How it’s day 22 I have no idea, I’ve only just started sorting out presents so everything is going to be a mad rush for the next two days. Every year I say I’m going to be on top of things and honestly I do try I’m just terrible at it, and considering I decided to do bakemas that just threw a lot of work into the mix. I’m already starting to get a little down about Christmas nearly being over though, and the fact that I can't spend hours wrapping these presents because I do love a good ol' bit of wrapping; can we do Christmas the week after?

I feel like this dessert oozes “I’ve got my life together” which it so far from the truth but I’m sure we all feel that way. Side note: not sure I want to use the word oozes on here again, although I feel like Nigella Lawson uses that word quite a lot, maybe I’m imagining things. This is one of those recipe I thought up and even though I can’t eat it decided to make it anyway because I’m over the “BOO I can’t eat it” stage in the dairy grieving process and cheesecake makes me happy even if I can only stare at it... I did eat that fork full though, and maybe a couple more and I would devour the whole thing if I could because it’s seriously yummy!

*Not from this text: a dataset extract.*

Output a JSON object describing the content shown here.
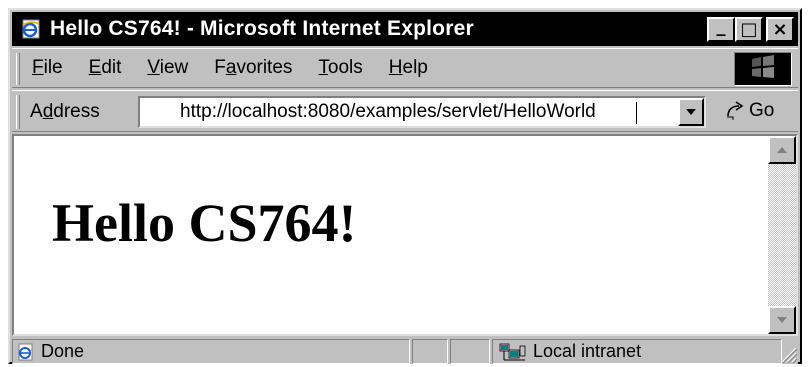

This cheesecake started out as a test, I was testing out the recipe in ramekins for what originally was supposed to be a big cheesecake to make sure it would set okay but they look so good mini style I just had to photograph them like this. You can make this either way though, there’s instructions under the recipe for how to make a 7-8 inch, but this is perfect if there’s just two of you so you won’t have to eat cheesecake all week, I know, such a chore!